Koinonia Febbraio 2019


Lettera del Padre Jos Janssens S.J. 

a Sabina e Antonio Addamiano, figli di Lina

 

Brussel, Natale 2018

 

Quest’anno ho mandato i miei auguri alla Vostra madre per posta accelerata in Cielo. Auguri sinceri e lieti, ma pur tristi e nostalgici.

La cara Lina è serenamente partita in silenzio. Donna di silenzio pacifico. Ho auto la grazia – e tutto è cominciato dal piccolo Antonio scout (che ragazzino in gamba) – di incontrare una donna straordinaria, che con gli anni mi è diventata sempre più cara. In questi giorni invernali medito e rifletto: un’amicizia vera e reciproca perdura e cresce in profondità e in semplicità con gli anni.

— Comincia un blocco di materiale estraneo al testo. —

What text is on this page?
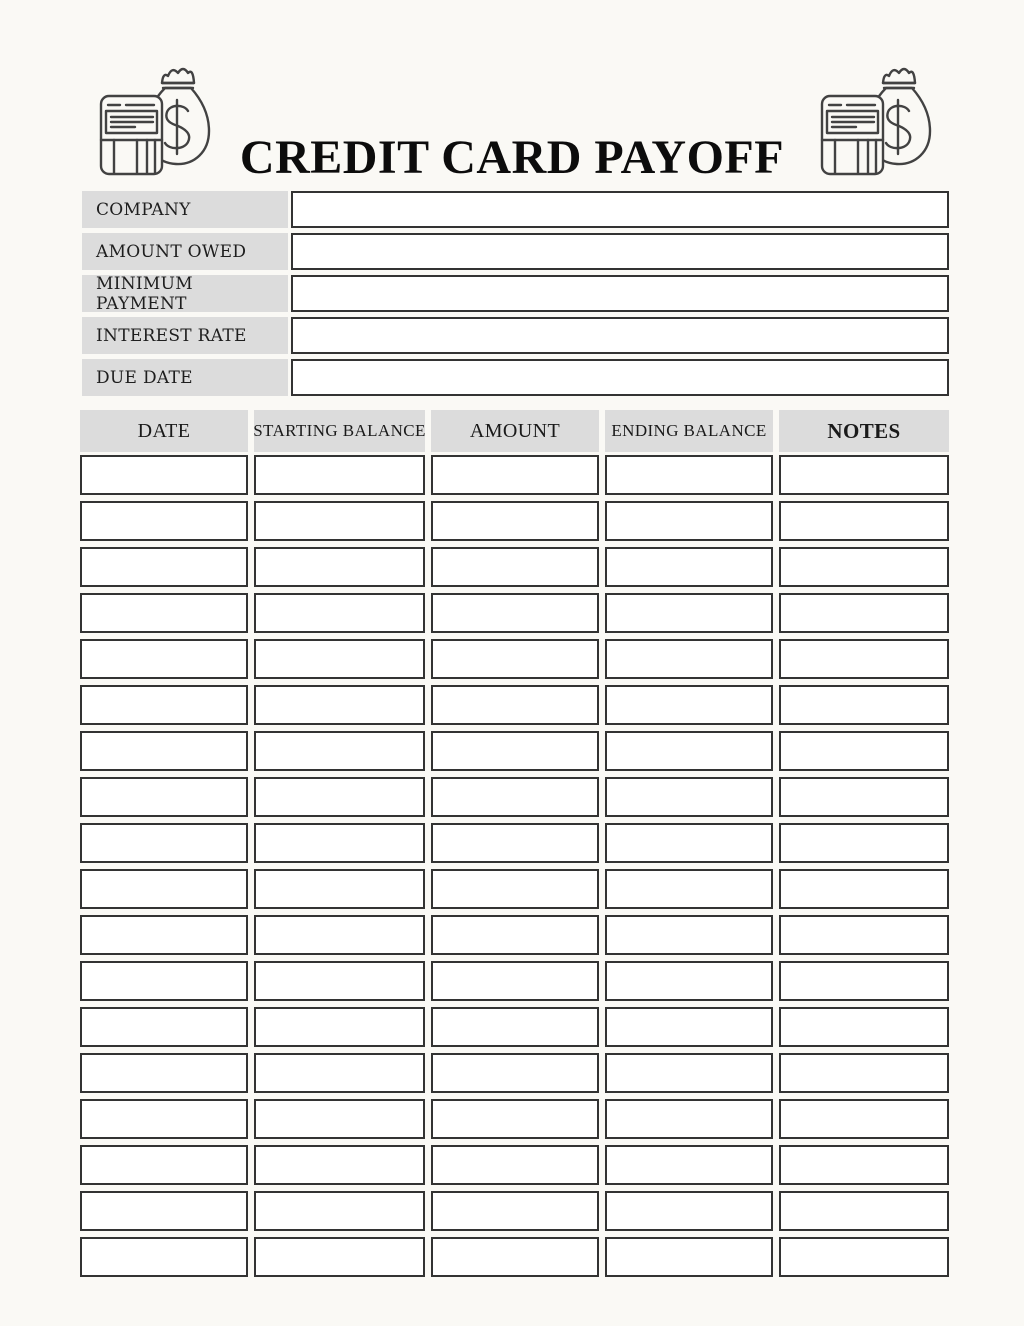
CREDIT CARD PAYOFF
COMPANY
AMOUNT OWED
MINIMUM PAYMENT
INTEREST RATE
DUE DATE
DATE	STARTING BALANCE	AMOUNT	ENDING BALANCE	NOTES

Lina, una donna di fede; una moglie una madre una nonna di umanità stravolgente. Una vita segnata da gioie e da dolori, come quella di ogni uomo. E tutte le vicende vissute con una grande dignità umano-religiosa, da cui emanava una luce certamente sorta dalla sua intimità con la Santissima Trinità, il mistero più santo della nostra fede.

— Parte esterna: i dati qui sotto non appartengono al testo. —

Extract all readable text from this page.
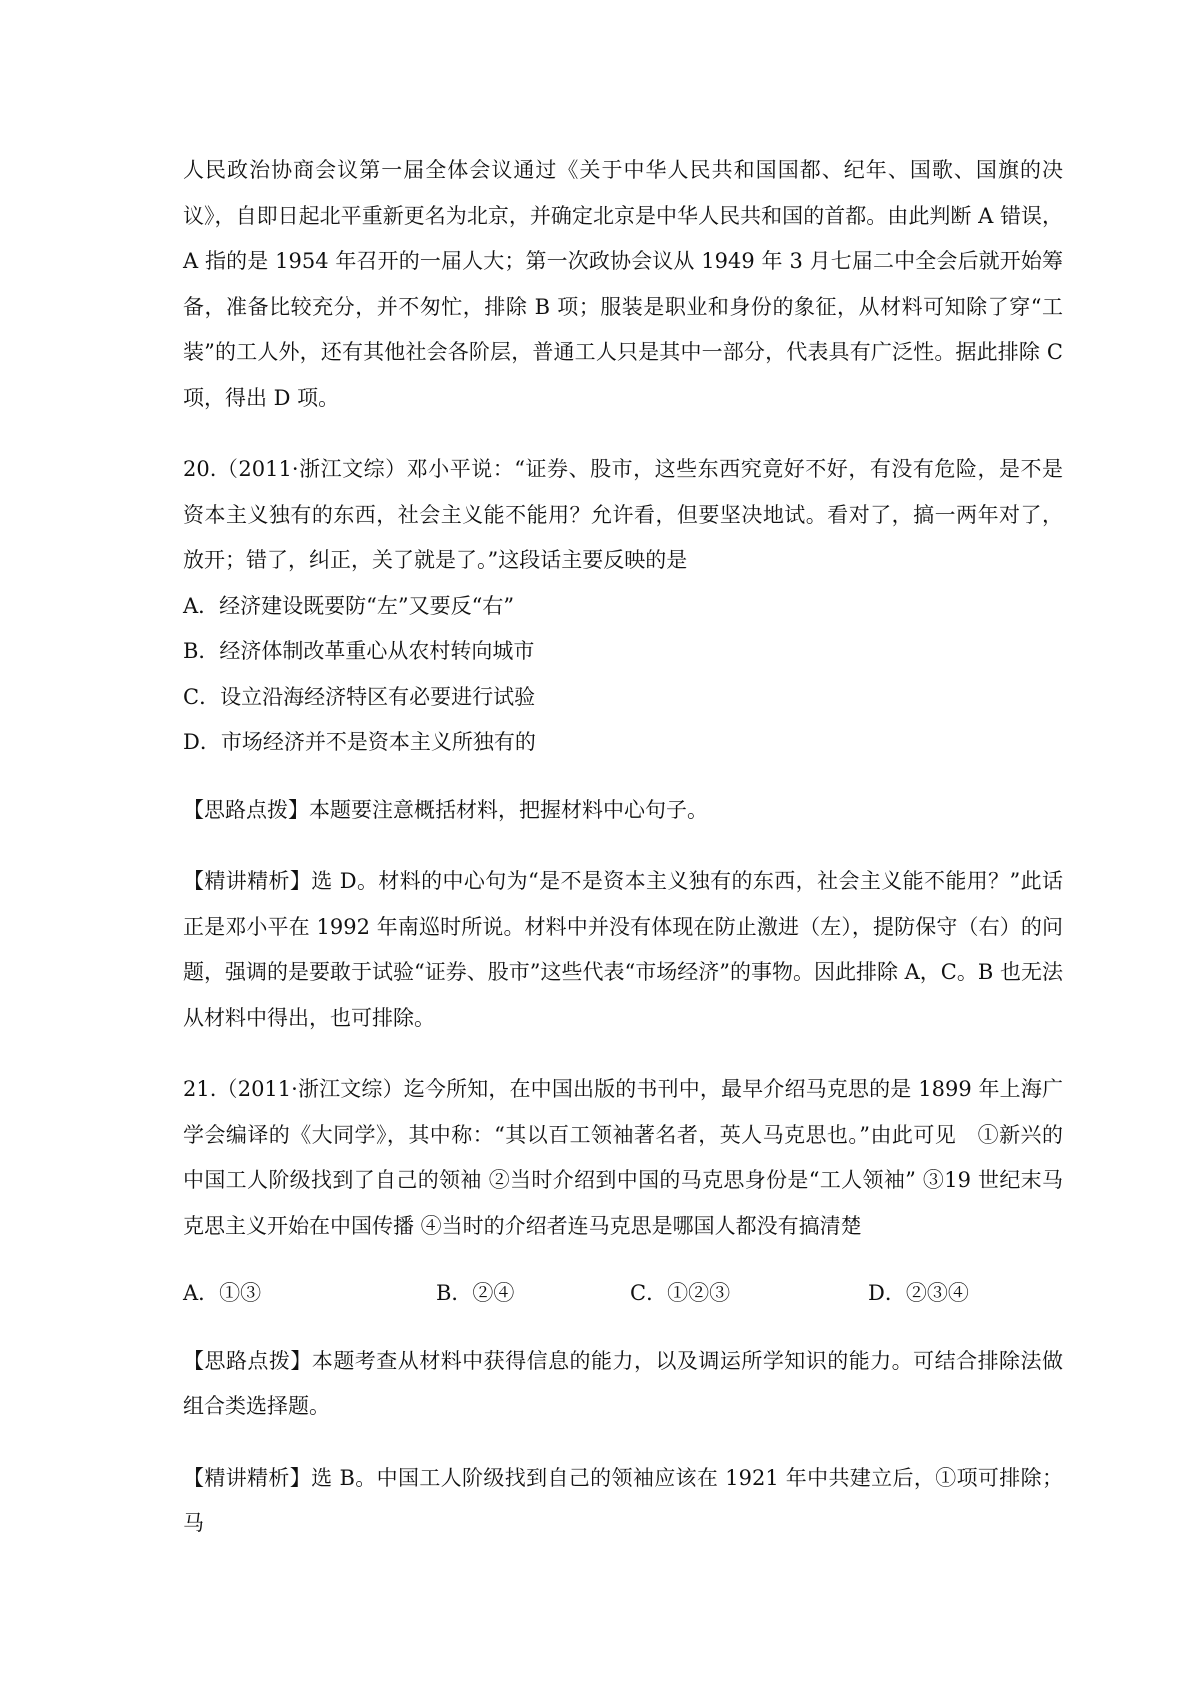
人民政治协商会议第一届全体会议通过《关于中华人民共和国国都、纪年、国歌、国旗的决议》，自即日起北平重新更名为北京，并确定北京是中华人民共和国的首都。由此判断 A 错误，A 指的是 1954 年召开的一届人大；第一次政协会议从 1949 年 3 月七届二中全会后就开始筹备，准备比较充分，并不匆忙，排除 B 项；服装是职业和身份的象征，从材料可知除了穿“工装”的工人外，还有其他社会各阶层，普通工人只是其中一部分，代表具有广泛性。据此排除 C 项，得出 D 项。

20.（2011·浙江文综）邓小平说：“证券、股市，这些东西究竟好不好，有没有危险，是不是资本主义独有的东西，社会主义能不能用？允许看，但要坚决地试。看对了，搞一两年对了，放开；错了，纠正，关了就是了。”这段话主要反映的是

A．经济建设既要防“左”又要反“右”

B．经济体制改革重心从农村转向城市

C．设立沿海经济特区有必要进行试验

D．市场经济并不是资本主义所独有的

【思路点拨】本题要注意概括材料，把握材料中心句子。

【精讲精析】选 D。材料的中心句为“是不是资本主义独有的东西，社会主义能不能用？”此话正是邓小平在 1992 年南巡时所说。材料中并没有体现在防止激进（左），提防保守（右）的问题，强调的是要敢于试验“证券、股市”这些代表“市场经济”的事物。因此排除 A，C。B 也无法从材料中得出，也可排除。

21.（2011·浙江文综）迄今所知，在中国出版的书刊中，最早介绍马克思的是 1899 年上海广学会编译的《大同学》，其中称：“其以百工领袖著名者，英人马克思也。”由此可见　①新兴的中国工人阶级找到了自己的领袖 ②当时介绍到中国的马克思身份是“工人领袖” ③19 世纪末马克思主义开始在中国传播 ④当时的介绍者连马克思是哪国人都没有搞清楚

A．①③	B．②④	C．①②③	D．②③④

【思路点拨】本题考查从材料中获得信息的能力，以及调运所学知识的能力。可结合排除法做组合类选择题。

【精讲精析】选 B。中国工人阶级找到自己的领袖应该在 1921 年中共建立后，①项可排除；马
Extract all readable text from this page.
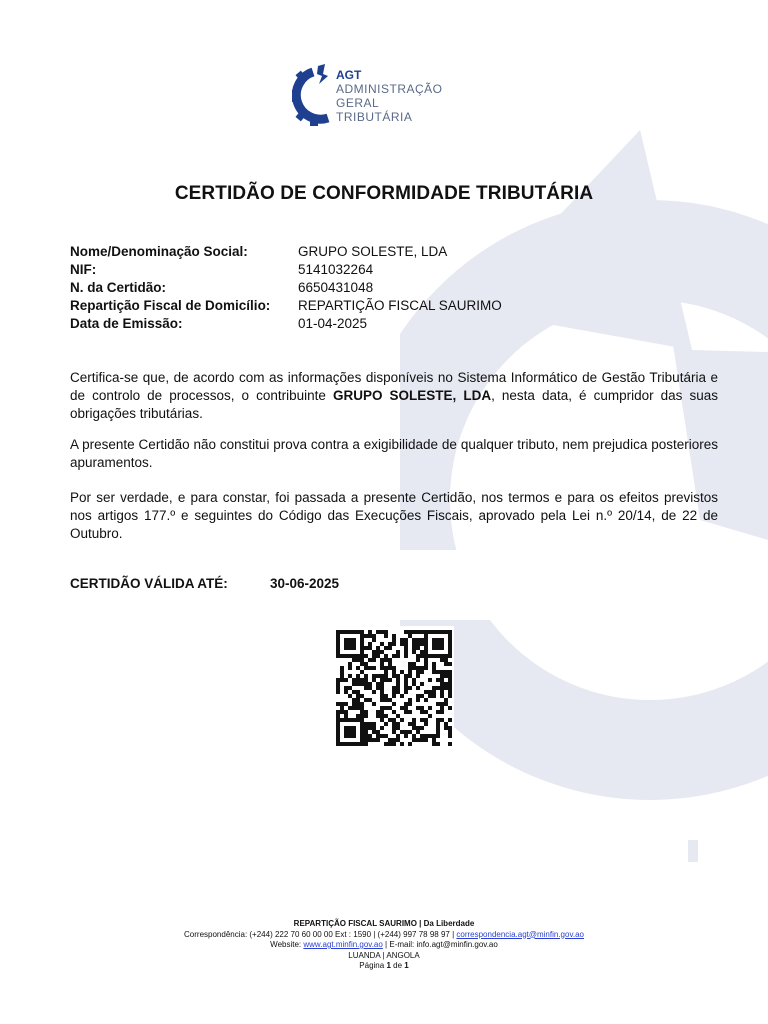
AGT
ADMINISTRAÇÃO
GERAL
TRIBUTÁRIA
CERTIDÃO DE CONFORMIDADE TRIBUTÁRIA
Nome/Denominação Social:	GRUPO SOLESTE, LDA
NIF:	5141032264
N. da Certidão:	6650431048
Repartição Fiscal de Domicílio: REPARTIÇÃO FISCAL SAURIMO
Data de Emissão:	01-04-2025

Certifica-se que, de acordo com as informações disponíveis no Sistema Informático de Gestão Tributária e de controlo de processos, o contribuinte GRUPO SOLESTE, LDA, nesta data, é cumpridor das suas obrigações tributárias.

A presente Certidão não constitui prova contra a exigibilidade de qualquer tributo, nem prejudica posteriores apuramentos.

Por ser verdade, e para constar, foi passada a presente Certidão, nos termos e para os efeitos previstos nos artigos 177.º e seguintes do Código das Execuções Fiscais, aprovado pela Lei n.º 20/14, de 22 de Outubro.

CERTIDÃO VÁLIDA ATÉ:	30-06-2025
REPARTIÇÃO FISCAL SAURIMO | Da Liberdade
Correspondência: (+244) 222 70 60 00 00 Ext : 1590 | (+244) 997 78 98 97 | correspondencia.agt@minfin.gov.ao
Website: www.agt.minfin.gov.ao | E-mail: info.agt@minfin.gov.ao
LUANDA | ANGOLA
Página 1 de 1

Lina, una donna fedele. Forse questa fedeltà è la sua caratteristica più luminosa: vissuta da credente, da moglie e da madre, da nonna, da amica, da impiegata, da parente, da parrocchiana, da cittadina. Certamente aver potuto ammirare e conoscere questa sua fedeltà mi ha fatto un bene personale, che ho nascosto come un tesoro nel mio cuore. Dove si trova una donna così fedele come Lina?

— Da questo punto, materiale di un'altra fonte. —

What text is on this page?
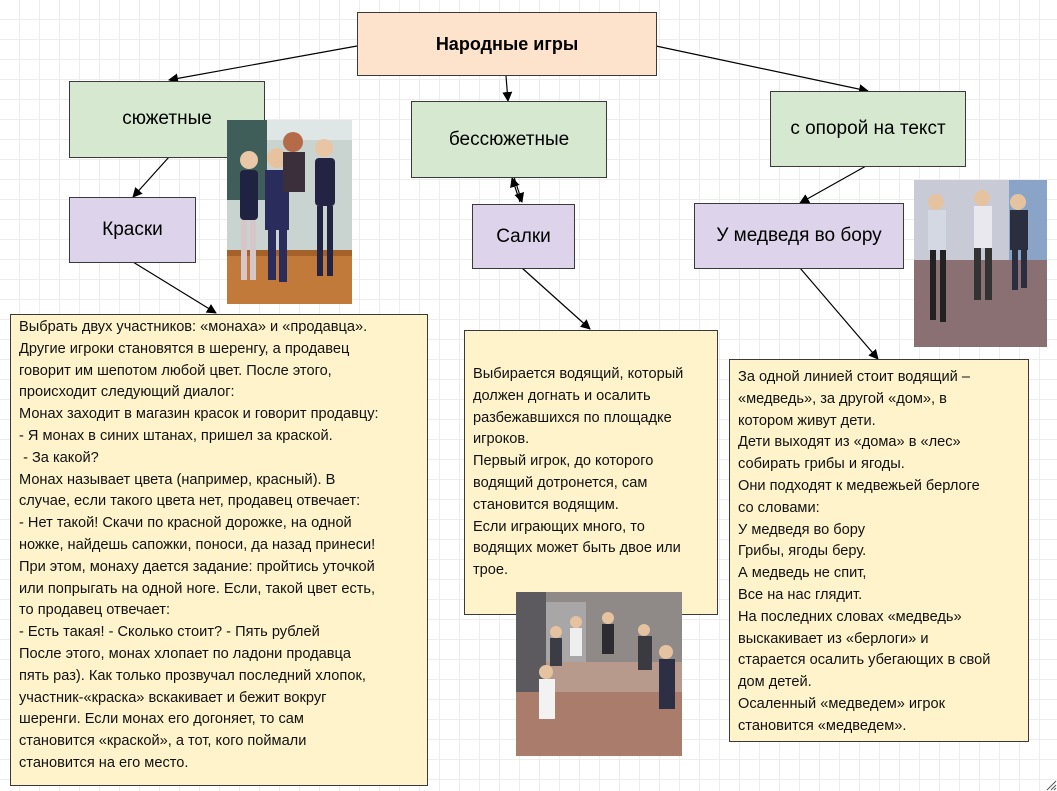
Народные игры
сюжетные
бессюжетные	с опорой на текст
Краски	Салки	У медведя во бору

Выбрать двух участников: «монаха» и «продавца».

Другие игроки становятся в шеренгу, а продавец

говорит им шепотом любой цвет. После этого,

происходит следующий диалог:

Монах заходит в магазин красок и говорит продавцу:

- Я монах в синих штанах, пришел за краской.

- За какой?

Монах называет цвета (например, красный). В

случае, если такого цвета нет, продавец отвечает:

- Нет такой! Скачи по красной дорожке, на одной

ножке, найдешь сапожки, поноси, да назад принеси!

При этом, монаху дается задание: пройтись уточкой

или попрыгать на одной ноге. Если, такой цвет есть,

то продавец отвечает:

- Есть такая! - Сколько стоит? - Пять рублей

После этого, монах хлопает по ладони продавца

пять раз). Как только прозвучал последний хлопок,

участник-«краска» вскакивает и бежит вокруг

шеренги. Если монах его догоняет, то сам

становится «краской», а тот, кого поймали

становится на его место.

Выбирается водящий, который

должен догнать и осалить

разбежавшихся по площадке

игроков.

Первый игрок, до которого

водящий дотронется, сам

становится водящим.

Если играющих много, то

водящих может быть двое или

трое.

За одной линией стоит водящий –

«медведь», за другой «дом», в

котором живут дети.

Дети выходят из «дома» в «лес»

собирать грибы и ягоды.

Они подходят к медвежьей берлоге

со словами:

У медведя во бору

Грибы, ягоды беру.

А медведь не спит,

Все на нас глядит.

На последних словах «медведь»

выскакивает из «берлоги» и

старается осалить убегающих в свой

дом детей.

Осаленный «медведем» игрок

становится «медведем».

Una donna di cultura, uno spirito vivace, una sensibilità estetica, un talento – ben sviluppato e praticato – per ordine interno ed esterno. Gli esempi quotidiani parlano per sé. Tutto questo si può proclamare davanti a tutti e dappertutto. Vorrei tuttavia testimoniare con una nota del tutto personale: le circostanze mi hanno permesso di poter condividere gli affetti, le preoccupazioni, i sogni, le premure, le preghiere che Lina ha avuto per i suoi più intimi: sono cose che conservo nel mio cuore. In ogni caso posso testimoniare che l’amore, l’affetto, la stima, la fiducia, la fierezza, la gratitudine di Lina per voi è di una autenticità e di una solidità rocciosa, qualità di cuore e di mente che sono di una tale purezza umana che non possono non essere pur permeate dal divino. E qui rimaniamo tutti uniti nello stesso sacro silenzio.